A) Overview of the two vectors pfliM and pfliM::II-V, where regions from S. aureus are in purple, regions from E. coli are in light blue and regions in green are from the vector backbone. TT indicates the transcription terminator and P1 shows the location where the P1 probe hybridises. gapII-V indicates the 103 bp from sector II to V in the Sa-gapR operon. B) Northern blot of the fliM transcript. The full-length uncleaved RNA is indicated by a black arrowhead. 5S rRNA was used as loading control. C) Northern blot of the fliM::II-V transcript, where the uncleaved RNA and downstream cleavage products are indicated by black and grey arrowheads, respectively. 5S rRNA was used as loading control. D) EMOTE data for WT and ΔY strains carrying the pfliM::II-V vector. The data from the WT strain (black) shows two distinct peaks at the native RNase Y cleavage site (Y) as well as two nucleotides upstream, whereas the data from the ΔY strain (grey) only shows a single peak two nucleotides upstream of the native RNase Y site. EMOTE data is presented as number of detected molecules with a given 5’-end divided by the total number of detected molecules within the chosen window.

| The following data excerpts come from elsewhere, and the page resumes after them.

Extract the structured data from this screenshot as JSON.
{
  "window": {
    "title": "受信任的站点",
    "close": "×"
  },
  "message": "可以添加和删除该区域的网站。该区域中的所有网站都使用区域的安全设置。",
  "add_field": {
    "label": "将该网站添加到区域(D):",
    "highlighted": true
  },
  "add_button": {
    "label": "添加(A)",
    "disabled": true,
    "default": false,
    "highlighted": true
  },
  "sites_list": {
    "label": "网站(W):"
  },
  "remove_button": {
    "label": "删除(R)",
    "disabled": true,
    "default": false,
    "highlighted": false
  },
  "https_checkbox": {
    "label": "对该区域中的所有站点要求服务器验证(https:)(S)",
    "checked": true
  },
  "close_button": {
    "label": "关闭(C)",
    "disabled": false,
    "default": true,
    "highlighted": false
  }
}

Altering the RNase Y cleavage site selection
Sector III consists of the three nucleotides which separate the RNase Y cleavage site from the predicted hairpin of sector IV. Deleting sector III (pSaGap[ΔIII]) did not substantially alter the size or intensity of the cleaved fragment in a Northern blot, but EMOTE revealed that the cleavage site had shifted four nucleotides upstream from the native site (Fig 4C). This suggests that downstream of a cleavage site there is a reference point for measuring the cleavage position. This reference point must be somewhere within sector IV, since removal of sector V from the pSaGap did not change the cleavage position (Fig 4).

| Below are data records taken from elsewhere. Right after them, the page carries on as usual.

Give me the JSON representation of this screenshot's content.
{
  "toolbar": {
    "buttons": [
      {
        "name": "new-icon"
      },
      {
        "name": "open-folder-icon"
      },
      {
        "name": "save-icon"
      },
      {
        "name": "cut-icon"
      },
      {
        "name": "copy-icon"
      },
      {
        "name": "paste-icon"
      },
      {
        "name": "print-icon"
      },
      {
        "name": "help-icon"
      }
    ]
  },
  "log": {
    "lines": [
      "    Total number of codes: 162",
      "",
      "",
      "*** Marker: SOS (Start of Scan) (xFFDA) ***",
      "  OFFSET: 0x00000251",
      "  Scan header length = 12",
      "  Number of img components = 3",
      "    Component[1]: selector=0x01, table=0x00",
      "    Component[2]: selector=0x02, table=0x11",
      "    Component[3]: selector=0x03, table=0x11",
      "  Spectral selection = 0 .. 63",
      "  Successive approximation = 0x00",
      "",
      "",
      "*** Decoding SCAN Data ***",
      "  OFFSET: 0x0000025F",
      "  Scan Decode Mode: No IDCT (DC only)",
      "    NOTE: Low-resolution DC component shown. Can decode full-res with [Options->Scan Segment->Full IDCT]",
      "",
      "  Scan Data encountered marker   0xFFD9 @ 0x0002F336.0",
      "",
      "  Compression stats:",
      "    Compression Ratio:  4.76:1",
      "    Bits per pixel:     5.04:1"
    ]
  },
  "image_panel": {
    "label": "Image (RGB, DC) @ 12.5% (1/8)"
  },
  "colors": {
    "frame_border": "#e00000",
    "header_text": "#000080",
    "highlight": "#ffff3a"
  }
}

Experimental analysis of secondary structure in sectors II, III and IV
The predicted free energy of the sector IV hairpin is very low (ΔG = -4.4 kcal/mol) and we therefore wanted to test whether individual nucleotides were base-paired or not. For this we used DMS-MaPseq [26], where dimethyl sulfate (DMS) is first used to methylate non-duplexed A and C nucleotides within the RNA. cDNA is then generated with a special reverse transcriptase (TGIRTIII) which has a very high error-rate when encountering methylated nucleotides. The pool of cDNA is then Illumina-sequenced, and the error-rate of each sequenced nucleotide in the DMS-treated sample can be compared with the error-rate in a mock-treated sample. A proportionally low error-rate for a given nucleotide means that it is protected from methylation by being base-paired.
A and C nucleotides in sectors II and III were reverse-transcribed with high error-rates, meaning that these sectors are single stranded (Fig 6A and 6B). However, the adenosines in the upstream “arm” and the single cytosine in the downstream “arm” of the predicted hairpin in sector IV were all reverse-transcribed with low error rates, meaning that these nucleotides are much more likely to be base-paired (Fig 6A and 6B). In contrast, the adenosines in the predicted hairpin loop exhibited high error-rates, and the same was surprisingly the case for the adenosines at the beginning and at the end of the predicted hairpin stem (A275 and A282) (Fig 6A and 6B). We interpret this to mean that the sector IV hairpin forms on a majority of RNA molecules, but that the hairpin stem “breathes”, with base-pairing at both ends continuously disassociating and reforming.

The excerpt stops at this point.